Of course, executive officials — presidents, governors, prosecutors, cops — have always had discretion in individual cases, and even in some classes of similarly situated factual situations, in deciding when a law will not be blindly enforced to the letter where the evidence is dubious or application of the law would work some clear injustice not intended by the legislature. Indeed, laws are typically written with a baseline faith in the common sense of the authorities enforcing them. But that is quite different from declaring to the citizenry that whole categories of offenses will not be enforced.
Likewise, there are some situations in which an executive’s oath to the federal and/or state constitutions require or permit the executive to determine that a particular law is unconstitutional and decline to enforce or defend it. The scope of that power or duty, however, has been a hotly contested one, and it is subordinate to the final say of the courts. It should never be used to simply nullify a law so that the courts do not even get the opportunity to decide the law’s validity in an adversarial proceeding in which the people are represented by someone committed to defending the law they made.

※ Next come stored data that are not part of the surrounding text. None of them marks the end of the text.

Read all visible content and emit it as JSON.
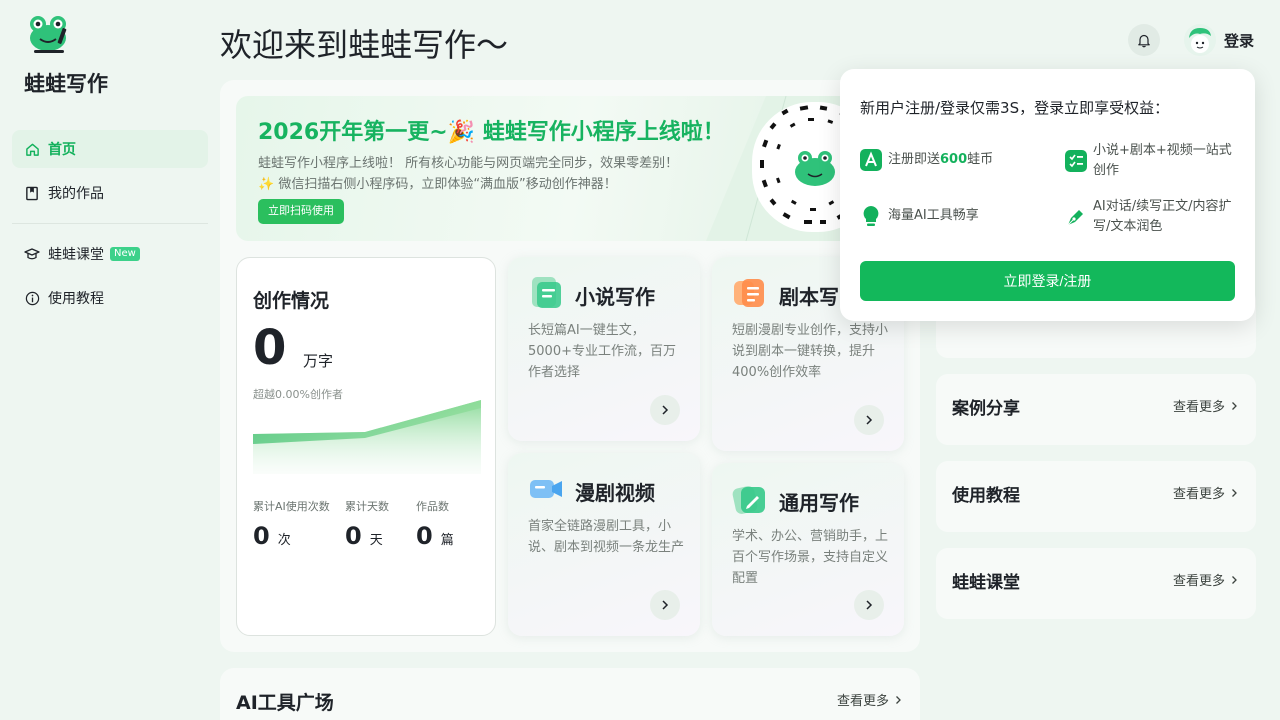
{
  "brand": {
    "name": "蛙蛙写作"
  },
  "nav": {
    "home": "首页",
    "works": "我的作品",
    "classroom": "蛙蛙课堂",
    "classroom_badge": "New",
    "tutorial": "使用教程"
  },
  "header": {
    "welcome": "欢迎来到蛙蛙写作～",
    "login": "登录"
  },
  "banner": {
    "title": "2026开年第一更~🎉 蛙蛙写作小程序上线啦！",
    "line1": "蛙蛙写作小程序上线啦！ 所有核心功能与网页端完全同步，效果零差别！",
    "line2": "✨ 微信扫描右侧小程序码，立即体验“满血版”移动创作神器！",
    "button": "立即扫码使用"
  },
  "stats": {
    "title": "创作情况",
    "words": "0",
    "words_unit": "万字",
    "surpass": "超越0.00%创作者",
    "ai_label": "累计AI使用次数",
    "ai_value": "0",
    "ai_unit": "次",
    "days_label": "累计天数",
    "days_value": "0",
    "days_unit": "天",
    "works_label": "作品数",
    "works_value": "0",
    "works_unit": "篇"
  },
  "features": {
    "novel": {
      "title": "小说写作",
      "desc": "长短篇AI一键生文，5000+专业工作流，百万作者选择"
    },
    "script": {
      "title": "剧本写",
      "desc": "短剧漫剧专业创作，支持小说到剧本一键转换，提升400%创作效率"
    },
    "video": {
      "title": "漫剧视频",
      "desc": "首家全链路漫剧工具，小说、剧本到视频一条龙生产"
    },
    "general": {
      "title": "通用写作",
      "desc": "学术、办公、营销助手，上百个写作场景，支持自定义配置"
    }
  },
  "tools": {
    "title": "AI工具广场",
    "more": "查看更多"
  },
  "right": {
    "cases": {
      "title": "案例分享",
      "more": "查看更多"
    },
    "tutorial": {
      "title": "使用教程",
      "more": "查看更多"
    },
    "classroom": {
      "title": "蛙蛙课堂",
      "more": "查看更多"
    }
  },
  "popup": {
    "title": "新用户注册/登录仅需3S，登录立即享受权益：",
    "benefit1_pre": "注册即送",
    "benefit1_num": "600",
    "benefit1_post": "蛙币",
    "benefit2": "小说+剧本+视频一站式创作",
    "benefit3": "海量AI工具畅享",
    "benefit4": "AI对话/续写正文/内容扩写/文本润色",
    "button": "立即登录/注册"
  },
  "colors": {
    "accent": "#13b15c",
    "background": "#eef6f1"
  }
}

Each of these components of our rule-of-law system is anathema to progressives. Under the progressive idea of supervised democracy, the power of the people to make laws is subject to supervision and review by a variety of elite checks, including elected and unelected executives deciding which laws not to enforce and which offenders to treat with mass amnesty, a “Deep State” or “experts” and bureaucrats in areas such as national security and public health deciding which presidential and gubernatorial policies they will not follow, and judges declaring some topics off-limits to democratic self-government based on an “evolving” rule nowhere written in our constitutions.